Duer continued to borrow money from investors who were intrigued by his scheme. There was promise of great return on investment, and Duer believed he had a can’t-miss financial opportunity.
Time to Panic
Throughout January 1792, the scheme of the Duer-Macomb firm was working seamlessly. But in early February, stock prices began to dip. As the prices dropped, Duer took notice and soon began to sell off stocks and work to repay loans and investors. Over the course of the next five weeks, stock prices dropped precipitously. Duer and Macomb realized their predicament.Hamilton had been keeping a sharp eye on the financial situation, and on March 2, he noted that “a line of separation” was being drawn “between honest Men & knaves, between respectable Stockholders and dealers in the funds, and mere unprincipled Gamblers.” His former subordinate was one of those unprincipled gamblers. A week later, on March 9, Duer could no longer make his payments. His personal ruin was in sight, but much more than that was at stake.
Word has spread that Duer had stopped his payments. Such an action was a clear signal of a major problem, and a panic began among other investors and speculators. America’s first financial crisis—the Panic of 1792—had begun.
Duer’s stoppage of payment also signaled a response from the Treasury Department. On March 12, the day Duer wrote his letter pleading for Hamilton’s assistance, Oliver Wolcott Jr., comptroller of the Treasury, announced that the department was bringing a lawsuit against Duer for his outstanding balance of approximately $200,000 with the new Bank of the United States.
Responses to the Crisis

Secretary Hamilton approached the crisis with calm and clarity. He ordered his department to purchase a large portion of federal securities in order to help balance the market, and he also communicated to banks to resist calling in loans. The storm would be weathered.

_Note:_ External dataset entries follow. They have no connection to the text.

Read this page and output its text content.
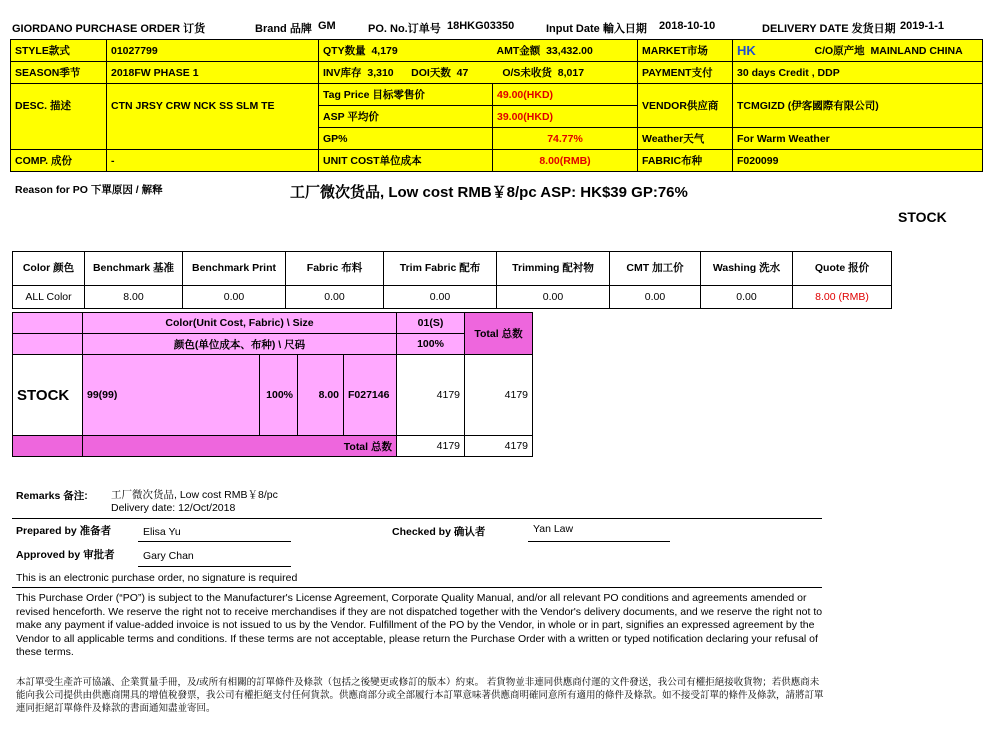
GIORDANO PURCHASE ORDER 订货	Brand 品牌 GM	PO. No.订单号 18HKG03350	Input Date 輸入日期 2018-10-10	DELIVERY DATE 发货日期 2019-1-1
STYLE款式	01027799	QTY数量 4,179	AMT金额 33,432.00	MARKET市场	HK	C/O原产地 MAINLAND CHINA
SEASON季节	2018FW PHASE 1	INV库存 3,310 DOI天数 47	O/S未收货 8,017	PAYMENT支付	30 days Credit , DDP	
DESC. 描述	CTN JRSY CRW NCK SS SLM TE	Tag Price 目标零售价	49.00(HKD)	VENDOR供应商	TCMGIZD (伊客國際有限公司)	
		ASP 平均价	39.00(HKD)			
		GP%	74.77%	Weather天气	For Warm Weather	
COMP. 成份	-	UNIT COST单位成本	8.00(RMB)	FABRIC布种	F020099	
Reason for PO 下單原因 / 解释	工厂微次货品, Low cost RMB￥8/pc ASP: HK$39 GP:76%
STOCK
Color 颜色	Benchmark 基准	Benchmark Print	Fabric 布料	Trim Fabric 配布	Trimming 配衬物	CMT 加工价	Washing 洗水	Quote 报价
ALL Color	8.00	0.00	0.00	0.00	0.00	0.00	0.00	8.00 (RMB)
	Color(Unit Cost, Fabric) \ Size				01(S)	Total 总数
	颜色(单位成本、布种) \ 尺码				100%	
STOCK	99(99)	100%	8.00	F027146	4179	4179
	Total 总数				4179	4179
Remarks 备注: 工厂微次货品, Low cost RMB￥8/pc
Delivery date: 12/Oct/2018
Prepared by 准备者	Elisa Yu	Checked by 确认者	Yan Law
Approved by 审批者	Gary Chan
This is an electronic purchase order, no signature is required
This Purchase Order (“PO”) is subject to the Manufacturer's License Agreement, Corporate Quality Manual, and/or all relevant PO conditions and agreements amended or revised henceforth. We reserve the right not to receive merchandises if they are not dispatched together with the Vendor's delivery documents, and we reserve the right not to make any payment if value-added invoice is not issued to us by the Vendor. Fulfillment of the PO by the Vendor, in whole or in part, signifies an expressed agreement by the Vendor to all applicable terms and conditions. If these terms are not acceptable, please return the Purchase Order with a written or typed notification declaring your refusal of these terms.
本訂單受生產許可協議、企業質量手冊，及/或所有相關的訂單條件及條款（包括之後變更或修訂的版本）約束。 若貨物並非連同供應商付運的文件發送，我公司有權拒絕接收貨物；若供應商未能向我公司提供由供應商開具的增值稅發票，我公司有權拒絕支付任何貨款。供應商部分或全部履行本訂單意味著供應商明確同意所有適用的條件及條款。如不接受訂單的條件及條款，請將訂單連同拒絕訂單條件及條款的書面通知盡並寄回。
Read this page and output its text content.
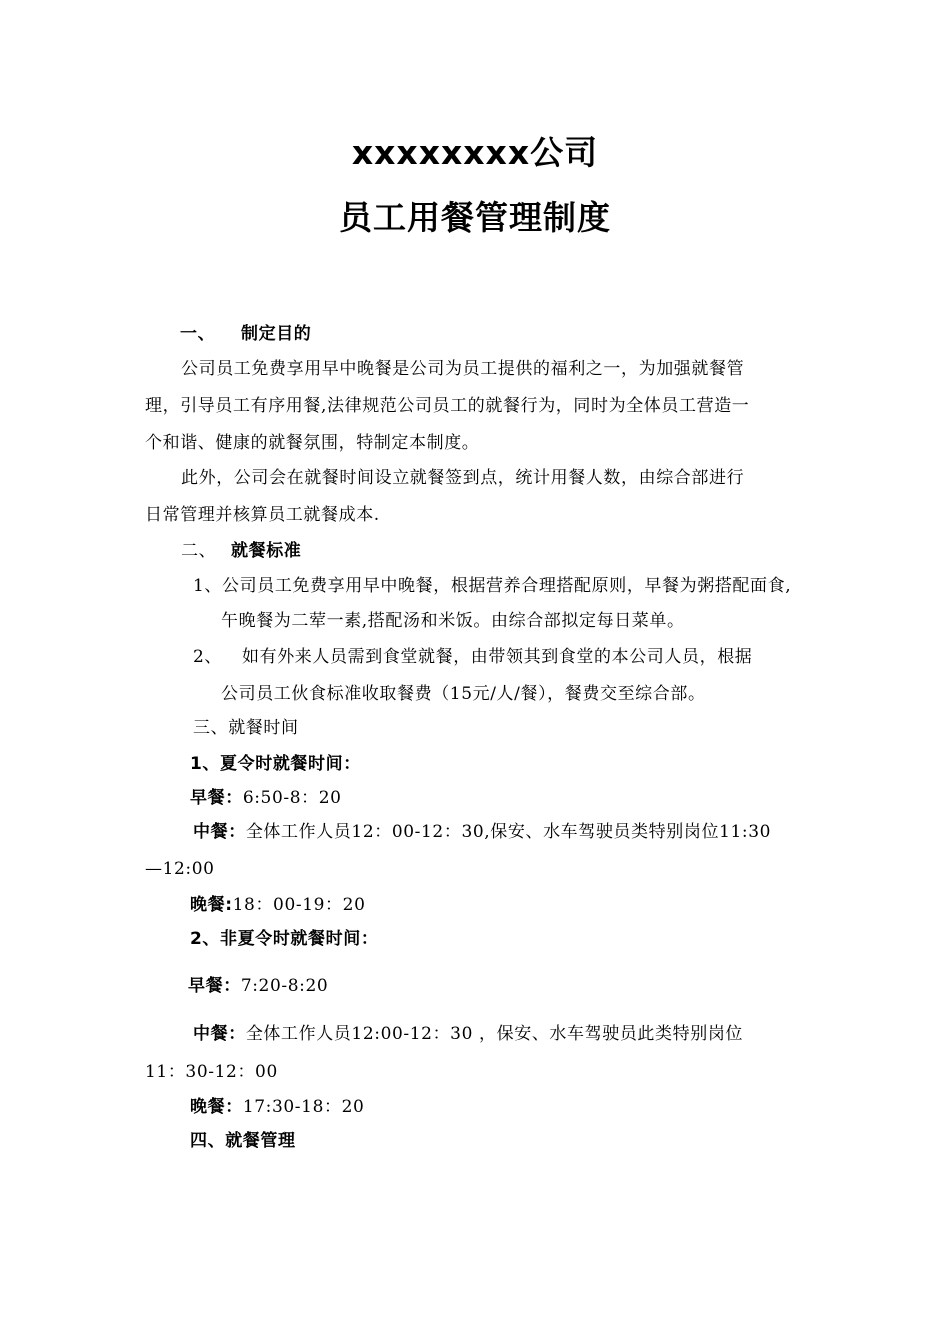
xxxxxxxx公司
员工用餐管理制度
一、 制定目的
公司员工免费享用早中晚餐是公司为员工提供的福利之一，为加强就餐管
理，引导员工有序用餐,法律规范公司员工的就餐行为，同时为全体员工营造一
个和谐、健康的就餐氛围，特制定本制度。
此外，公司会在就餐时间设立就餐签到点，统计用餐人数，由综合部进行
日常管理并核算员工就餐成本.
二、 就餐标准
1、公司员工免费享用早中晚餐，根据营养合理搭配原则，早餐为粥搭配面食,
午晚餐为二荤一素,搭配汤和米饭。由综合部拟定每日菜单。
2、 如有外来人员需到食堂就餐，由带领其到食堂的本公司人员，根据
公司员工伙食标准收取餐费（15元/人/餐），餐费交至综合部。
三、就餐时间
1、夏令时就餐时间：
早餐：6:50-8：20
中餐：全体工作人员12：00-12：30,保安、水车驾驶员类特别岗位11:30
—12:00
晚餐:18：00-19：20
2、非夏令时就餐时间：
早餐：7:20-8:20
中餐：全体工作人员12:00-12：30 ，保安、水车驾驶员此类特别岗位
11：30-12：00
晚餐：17:30-18：20
四、就餐管理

Prominent economic historians, Richard Sylla, David Cowen, and Robert Wright, indicated in their study of the Panic that “had it not been dealt with as effectively as it was, the panic of 1792 might have destroyed America’s financial revolution and with it the country’s relative prosperity and political peace.”
The Panic of 1792 created another response. Witnessing the cavalier conduct of many speculators and investors, 24 of New York’s leading stock brokers, who had long collaborated with each other, decided to create their own financial group. They knew each other from the Tontine Coffee-House, located on Wall Street. The coffee house was where investors, speculators and brokers gathered to buy, sell, trade, and keep up with stock market prices on various commodities. When the coffee house became too packed, the leading financiers would meet under a nearby buttonwood tree.
It was during this week in history, on May 17, 1792, that the 24 brokers met under the tree to sign an agreement. The agreement stated, “We the Subscribers, Brokers for the Purchase and Sale of the Public Stock, do hereby solemnly promise and pledge ourselves to each other, that we will not buy or sell from this day for any person whatsoever, any kind of Public Stock, at less rate than one quarter percent Commission on the Specie value and that we will give preference to each other in our Negotiations.”
It is known as the Buttonwood Agreement and it established the foundation of what would become the world’s largest and most important stock exchange: The New York Stock Exchange.

Duer, the man who arguably bore much of the blame for the Panic of 1792, was not one of those 24 brokers. His days of speculation were over. He was not released from prison until May 7, 1799, when it was time for his funeral.